而終生標記,則是在體內成結,生殖腔內完成徹底標記,與其說是一種性方麵的行為,它更像是一種神聖的契約,完成終生標記的alpha不會再對其他Omega的信息素有任何反應,而被終生標記過的Omega,再和其他alpha發生關係,身體也會產生強烈的痛苦和排斥反應,除非二次標記的alpha信息素更為強大,才能將一次標記覆蓋。

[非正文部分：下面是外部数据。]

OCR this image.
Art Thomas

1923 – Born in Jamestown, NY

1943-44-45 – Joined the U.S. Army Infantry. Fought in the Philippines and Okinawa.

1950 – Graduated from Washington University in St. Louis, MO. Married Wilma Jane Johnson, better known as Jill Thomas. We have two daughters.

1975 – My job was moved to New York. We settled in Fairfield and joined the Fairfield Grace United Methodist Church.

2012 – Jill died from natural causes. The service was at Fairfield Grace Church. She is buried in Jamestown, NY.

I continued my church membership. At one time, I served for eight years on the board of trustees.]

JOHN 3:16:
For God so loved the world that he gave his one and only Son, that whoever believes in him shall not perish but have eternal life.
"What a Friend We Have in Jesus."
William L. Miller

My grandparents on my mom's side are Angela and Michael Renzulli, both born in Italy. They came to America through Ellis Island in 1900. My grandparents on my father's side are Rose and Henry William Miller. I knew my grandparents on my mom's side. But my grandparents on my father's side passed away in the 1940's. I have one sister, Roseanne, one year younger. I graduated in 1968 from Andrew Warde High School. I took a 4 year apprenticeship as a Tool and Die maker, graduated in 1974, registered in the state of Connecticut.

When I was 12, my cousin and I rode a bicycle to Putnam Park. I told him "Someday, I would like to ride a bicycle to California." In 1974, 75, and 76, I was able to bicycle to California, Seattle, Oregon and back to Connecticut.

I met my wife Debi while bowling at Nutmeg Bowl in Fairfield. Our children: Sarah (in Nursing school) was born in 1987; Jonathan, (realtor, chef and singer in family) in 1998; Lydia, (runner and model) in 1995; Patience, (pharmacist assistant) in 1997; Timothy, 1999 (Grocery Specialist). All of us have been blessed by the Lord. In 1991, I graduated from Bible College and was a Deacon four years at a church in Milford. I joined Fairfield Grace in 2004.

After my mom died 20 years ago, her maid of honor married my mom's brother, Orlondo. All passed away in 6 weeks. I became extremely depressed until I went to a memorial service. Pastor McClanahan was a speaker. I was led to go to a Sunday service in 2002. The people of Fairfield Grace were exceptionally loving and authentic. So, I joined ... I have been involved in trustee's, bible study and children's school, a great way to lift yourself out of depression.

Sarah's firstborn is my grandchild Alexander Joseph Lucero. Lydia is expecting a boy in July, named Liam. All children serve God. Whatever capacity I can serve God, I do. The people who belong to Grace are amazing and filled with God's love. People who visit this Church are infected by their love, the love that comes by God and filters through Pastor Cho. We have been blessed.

但不管是臨時標記還是終生標記,一旦完成標記,omega都會對標記自己的alpha產生不可抑製的迷戀,且極容易被對方的信息素影響而隨時發情,alpha對自己標記過的omega,也會產生不可抑製的占有欲,這期間極容易發生情感糾紛,所以即便是臨時標記,選擇的對象也必須極為謹慎。

也正因為標記帶來的生理反應,所以有血緣關係的人之間,是不允許做臨時標記的。

簡聞溪想了想,從床上爬起來,又吃了一粒抑製劑藥物。

最近大樓裡發情的omega已經有好幾個了,他還是要注意一點。

他在床上躺了好一會,還是了無睡意,索性便爬了起來。

鄭弛迷迷糊糊睜開眼睛,問說:“你乾什麼去?”

“睡不著,我去教室再練一會。”

鄭弛擁著被子坐起來,看了一下時間,說:“都兩點半了。明天八點咱們還有集體活動呢。”

簡聞溪套上衛衣,說:“你睡吧,我去了。”

鄭弛倒在枕頭上,迷迷糊糊地說:“你也太拚了。”

淩晨兩點半,走廊裡空蕩蕩的,一個人都沒有,有點冷。他穿過走廊,路過幾個大的舞蹈教室,發現舞蹈教室裡還有幾個新人練習生正對著鏡子揮汗如雨。

地上七七八八躺了好幾個,隻披著羽絨服便睡在地上睡著了。

大家都很拚,簡聞溪很喜歡這種氛圍。

他到了外頭,發現外頭已經落了一層雪了,他在庭院裡走了一圈,人也凍精神了,回到小教室,對著鏡子熱了熱身,一直練到了淩晨五點多,筋疲力儘了,就靠著牆坐了一會,大概是困勁上來了,他在那坐著坐著就睡著了。

第二天早晨,他被外頭的說話聲驚醒,身體打了個寒顫,他睜開眼睛,一件羽絨服便從他身上掉落下來。

他愣了一下,將那羽絨服撿了起來。

是件純黑色的長款羽絨服。

他從地上爬起來,朝四周看了看,將羽絨服往胳膊上一搭,便從小教室出來了。他直接去了節目組那裡,看了一下監控。

“我看看是誰的衣服,我好還給他。”簡聞溪說。

節目組人的兩眼放光:“不用看了,是周挺給你披上的。”

這事說起來他們就激動不已。

天剛微微亮的時候,大概六點多,早起晨練的周挺路過小教室門口,見簡聞溪在地上坐著,便進去了。

不一會再出來,身上那件羽絨服已經不見了。

開了小教室的攝像頭一看,果然了,周挺的那件羽絨服,披在了簡聞溪的身上。

昨晚簡聞溪離開小教室的時候,因為那間教室沒人去,所以直播鏡頭也關了,後半夜簡聞溪又去了那間小教室,因為是後半夜了,也沒什麼人看直播,節目組的人便沒有開裡頭的攝像機,隻保留了走廊裡的,沒能拍到周挺給簡聞溪披衣服那一刻,實在是生平大憾!

如果拍到了,往網上一放,肯定會在網上掀起不小的波瀾。

這幾日沒有公演,網上關於《星月之戰》的討論,幾乎全圍繞在他們幾個人的狗血八卦上了。

簡聞溪拿著那件羽絨服出來,一時覺得這件羽絨服有些燙手。